Here's the piece you're missing. That 83k loan was not the purchase price. The purchase price was only 70k. Closing costs on purchase were 2k. And then the lender gave him an additional 11k to be used towards his rehab. So brandon's initial 83k loan actually included the purchase price, the closing costs AND some rehab costs.

Brandon ended up paying 35k for the rehab when you count the vegas vacation he splurged on for the first craigslist contractor.

But basically, had brandon refi'd the house for the full 108k the lender would have loaned, here is how his numbers would have looked.
70k purchase
2k closing costs on purchase
35k rehab and vegas trip (11k of this came from his original 83k loan, the remaining 24k came out of brandon's pocket)


Had he refi'd for 108k, the original 83k loan would be paid off as part of the refi closing. The bank would have then deducted their closing costs for the refi (lets say 2k given I didn't see a number in the article). And brandon would have walked away with a check for 23k.  That 23k is just 1k less than what brandon came out of pocket to do the rehab.

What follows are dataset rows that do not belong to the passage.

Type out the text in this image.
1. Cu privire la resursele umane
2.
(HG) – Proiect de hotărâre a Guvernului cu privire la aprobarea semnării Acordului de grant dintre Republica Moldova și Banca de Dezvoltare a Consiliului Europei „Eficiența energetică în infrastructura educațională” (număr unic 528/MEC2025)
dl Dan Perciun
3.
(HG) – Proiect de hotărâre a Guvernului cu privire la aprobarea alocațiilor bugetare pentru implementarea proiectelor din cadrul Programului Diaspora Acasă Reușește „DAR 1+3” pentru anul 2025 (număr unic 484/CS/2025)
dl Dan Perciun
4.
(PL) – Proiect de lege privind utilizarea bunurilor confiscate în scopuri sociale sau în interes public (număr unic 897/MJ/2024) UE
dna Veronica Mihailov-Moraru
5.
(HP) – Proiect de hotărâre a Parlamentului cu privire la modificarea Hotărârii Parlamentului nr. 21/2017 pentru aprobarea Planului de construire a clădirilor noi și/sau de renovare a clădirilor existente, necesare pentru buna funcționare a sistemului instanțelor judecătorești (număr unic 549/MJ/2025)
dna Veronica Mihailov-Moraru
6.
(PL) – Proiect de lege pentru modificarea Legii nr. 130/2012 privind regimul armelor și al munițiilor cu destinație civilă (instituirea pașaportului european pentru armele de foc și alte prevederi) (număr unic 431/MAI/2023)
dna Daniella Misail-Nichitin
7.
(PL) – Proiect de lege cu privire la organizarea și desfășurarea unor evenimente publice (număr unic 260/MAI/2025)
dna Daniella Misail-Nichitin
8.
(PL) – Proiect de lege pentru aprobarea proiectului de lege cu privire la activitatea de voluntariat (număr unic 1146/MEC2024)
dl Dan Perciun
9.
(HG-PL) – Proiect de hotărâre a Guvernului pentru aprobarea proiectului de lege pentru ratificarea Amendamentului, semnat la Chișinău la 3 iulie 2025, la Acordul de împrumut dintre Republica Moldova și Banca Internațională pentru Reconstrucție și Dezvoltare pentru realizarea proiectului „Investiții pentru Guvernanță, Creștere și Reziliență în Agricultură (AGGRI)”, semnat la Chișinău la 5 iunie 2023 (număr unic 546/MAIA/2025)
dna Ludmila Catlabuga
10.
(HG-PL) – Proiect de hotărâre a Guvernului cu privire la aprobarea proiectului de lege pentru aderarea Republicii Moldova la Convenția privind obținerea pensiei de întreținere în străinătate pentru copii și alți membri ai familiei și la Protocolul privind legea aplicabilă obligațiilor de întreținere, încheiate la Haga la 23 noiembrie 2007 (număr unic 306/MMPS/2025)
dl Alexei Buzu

Had he not treated the first contractor to a vegas trip, brandown actually would have gotten to pocket 4k AND picked up a house with 37k in equity and a little cash flow. Thats what BRRR is all about.

Now finding a deal where you can get paid and pick up a house is tough these days. But it happens. And it typically makes the cash flow very tight in the early years when you do it - which is likely why brandon didn't refi for the full amount on this one.

As for your last question - can you do this with other financing. The answer is yes. You could just as easily buy with a line of credit or with a traditional loan and then do a cash out refi later on to pull your money out. The two issues with that are: 

1) You typically need some seasoning when doing cash out refi's. 6 mos is probably doable. But that is true with using a hard money loan as well. If you use an LOC (which would be considered as cash), I think that might allow you to use the delayed financing product and I believe you can get around the seasoning requirements. But thats one you'd have to check into as it didn't exist when I was starting out.

2) You can only do conventional cash out refi's up to 6 properties. Once you have 6 homes with mortgages in your name, then you'd have to do commercial/portfolio loans if you wanted to do cash out refi's as I believe that is the limit for conventional cash out refi's. I think fannie is 4 and freddie is 6?  but you'd need to check on that.